La leçon: pas d'image, pas d'exhibition, peu d'émotion. Aurions-nous donc besoin d'images pour satisfaire un voyeurisme dont nous n'aurions pas conscience? Après tout ce n'est pas tout à fait un hasard, si c'est un tabloïd qui, entre deux articles sur la fin du monde en octobre et les scandales sexuels d'Usain Bolt, a publié en premier les photos de cette femme sommée de se dévoiler.

Ce n'est en fait pas tant le voyeurisme qui inquiète, que l'excitation soudaine et comme impulsive autour de cette histoire, facilitée par la présence du support visuel. Le philosophe Michaël Foessel, dans un long entretien accordé à Libération au sujet de l'indignation, explique que le scandale médiatique appelle à la révolte "mais à condition que celle-ci demeure particulière et pulsionnelle, donc antipolitique." 

Toutefois, on peut aussi avoir l'espoir de voir dans une pareille agitation médiatique, comme un préalable à l'action politique. Une indignation collective, qui permettrait de "saisir le général dans le singulier". Prenons un exemple.

Le pouvoir des images: saisir le général dans le singulier

Le dessin de Khalid Albaih: "Choix possibles pour les enfants syriens. S'il reste. S'il part."



Les images d'Aylan et Omrane, ont elles aussi monopolisé l'espace médiatique pendant un certain temps. Tant d'enfants, d'hommes et de femmes ont péri dans la guerre civile qui ravage la Syrie.

Ce n'est pourtant qu'avec les photos de ces deux garçons que la guerre a enfin eu un visage. Il est difficile d'évaluer l'impact sur le long terme qu'ont eu ou que vont avoir ces images dans l'opinion publique. Ce qui est certain, c'est qu'avec elles, comme le montre le dessinateur Khalid Albaih, c'est un aperçu de l'horreur dans laquelle la Syrie est plongée depuis des années qui est porté à la connaissance de tous. Nous ne pouvons plus détourner le regard pour faire mine de ne pas avoir vu, l'image est là constamment devant nous pour nous le rappeler.

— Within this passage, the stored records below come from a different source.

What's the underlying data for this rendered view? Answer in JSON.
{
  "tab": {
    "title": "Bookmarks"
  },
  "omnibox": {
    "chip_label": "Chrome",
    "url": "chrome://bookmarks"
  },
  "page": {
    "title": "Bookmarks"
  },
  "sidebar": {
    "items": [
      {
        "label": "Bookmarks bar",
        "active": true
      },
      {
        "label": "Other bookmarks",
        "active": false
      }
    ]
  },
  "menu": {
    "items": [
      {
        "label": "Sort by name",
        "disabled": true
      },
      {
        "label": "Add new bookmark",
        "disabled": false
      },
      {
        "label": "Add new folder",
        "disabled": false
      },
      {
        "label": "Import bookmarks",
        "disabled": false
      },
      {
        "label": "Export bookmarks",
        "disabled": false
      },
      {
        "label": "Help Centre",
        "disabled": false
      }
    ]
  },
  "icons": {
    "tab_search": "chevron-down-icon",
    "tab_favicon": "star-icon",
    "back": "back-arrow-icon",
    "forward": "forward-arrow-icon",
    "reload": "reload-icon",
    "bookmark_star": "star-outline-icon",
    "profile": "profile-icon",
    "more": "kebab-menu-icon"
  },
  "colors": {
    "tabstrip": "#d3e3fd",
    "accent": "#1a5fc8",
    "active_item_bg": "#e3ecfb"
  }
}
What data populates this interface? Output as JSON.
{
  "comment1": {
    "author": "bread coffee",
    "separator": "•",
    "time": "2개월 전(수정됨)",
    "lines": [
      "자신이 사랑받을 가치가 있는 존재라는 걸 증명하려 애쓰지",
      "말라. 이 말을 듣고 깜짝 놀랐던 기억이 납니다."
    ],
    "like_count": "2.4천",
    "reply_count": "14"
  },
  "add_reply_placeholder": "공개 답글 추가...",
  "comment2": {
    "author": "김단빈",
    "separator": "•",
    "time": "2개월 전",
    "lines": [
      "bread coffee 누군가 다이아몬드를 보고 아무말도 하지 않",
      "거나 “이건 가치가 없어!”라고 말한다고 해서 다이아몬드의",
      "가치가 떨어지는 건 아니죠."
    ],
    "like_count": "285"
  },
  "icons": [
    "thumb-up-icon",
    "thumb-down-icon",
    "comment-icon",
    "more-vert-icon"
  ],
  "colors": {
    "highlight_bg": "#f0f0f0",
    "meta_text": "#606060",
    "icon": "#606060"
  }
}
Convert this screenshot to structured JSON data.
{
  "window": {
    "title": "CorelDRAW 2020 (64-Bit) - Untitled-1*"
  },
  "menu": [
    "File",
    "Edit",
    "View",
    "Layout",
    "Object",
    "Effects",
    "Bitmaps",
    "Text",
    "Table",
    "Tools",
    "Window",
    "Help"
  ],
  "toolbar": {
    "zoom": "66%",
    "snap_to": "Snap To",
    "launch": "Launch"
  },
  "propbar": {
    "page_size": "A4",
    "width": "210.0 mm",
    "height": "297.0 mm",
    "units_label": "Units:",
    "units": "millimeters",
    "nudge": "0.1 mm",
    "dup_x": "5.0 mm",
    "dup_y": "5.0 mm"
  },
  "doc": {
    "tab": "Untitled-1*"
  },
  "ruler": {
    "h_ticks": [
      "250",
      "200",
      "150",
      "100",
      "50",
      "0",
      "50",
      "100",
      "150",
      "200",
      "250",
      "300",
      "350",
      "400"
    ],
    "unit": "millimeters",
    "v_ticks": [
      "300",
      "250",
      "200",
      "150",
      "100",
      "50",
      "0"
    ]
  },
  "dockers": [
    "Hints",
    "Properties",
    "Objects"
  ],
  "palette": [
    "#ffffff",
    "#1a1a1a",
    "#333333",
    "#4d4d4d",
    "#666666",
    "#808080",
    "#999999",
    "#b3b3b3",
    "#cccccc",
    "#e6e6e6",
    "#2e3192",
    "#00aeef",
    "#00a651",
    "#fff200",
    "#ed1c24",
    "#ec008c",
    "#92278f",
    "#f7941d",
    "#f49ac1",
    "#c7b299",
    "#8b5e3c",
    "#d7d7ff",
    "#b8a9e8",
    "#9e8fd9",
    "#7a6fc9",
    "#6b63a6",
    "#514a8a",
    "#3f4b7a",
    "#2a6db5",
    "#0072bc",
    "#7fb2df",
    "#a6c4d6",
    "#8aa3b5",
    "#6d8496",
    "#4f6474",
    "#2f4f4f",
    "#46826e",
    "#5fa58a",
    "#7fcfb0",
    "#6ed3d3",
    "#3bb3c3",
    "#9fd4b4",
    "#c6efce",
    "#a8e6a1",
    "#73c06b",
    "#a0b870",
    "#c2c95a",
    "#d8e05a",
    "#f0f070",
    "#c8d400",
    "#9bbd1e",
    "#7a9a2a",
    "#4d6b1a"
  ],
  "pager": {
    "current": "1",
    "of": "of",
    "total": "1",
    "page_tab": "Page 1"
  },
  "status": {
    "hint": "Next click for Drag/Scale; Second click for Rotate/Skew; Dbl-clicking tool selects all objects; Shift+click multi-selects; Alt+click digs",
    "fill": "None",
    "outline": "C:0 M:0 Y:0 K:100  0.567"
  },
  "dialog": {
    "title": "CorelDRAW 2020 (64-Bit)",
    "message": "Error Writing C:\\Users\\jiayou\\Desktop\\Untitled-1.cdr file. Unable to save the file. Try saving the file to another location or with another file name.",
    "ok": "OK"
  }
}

Pareil pour le burkini. Ce n'est pas seulement l'histoire de cette femme qui indigne, elle est la goutte (et quelle goutte!) qui fait déborder le vase. Avec des mesures - projet de loi de déchéance de nationalité, arrêtés anti-burkini - qui visent certaines catégories de citoyens français sans toujours les nommer: c'est de plus en plus difficile de le nier, l'ambiance générale en France depuis les attentats de Charlie devient beaucoup trop pesante.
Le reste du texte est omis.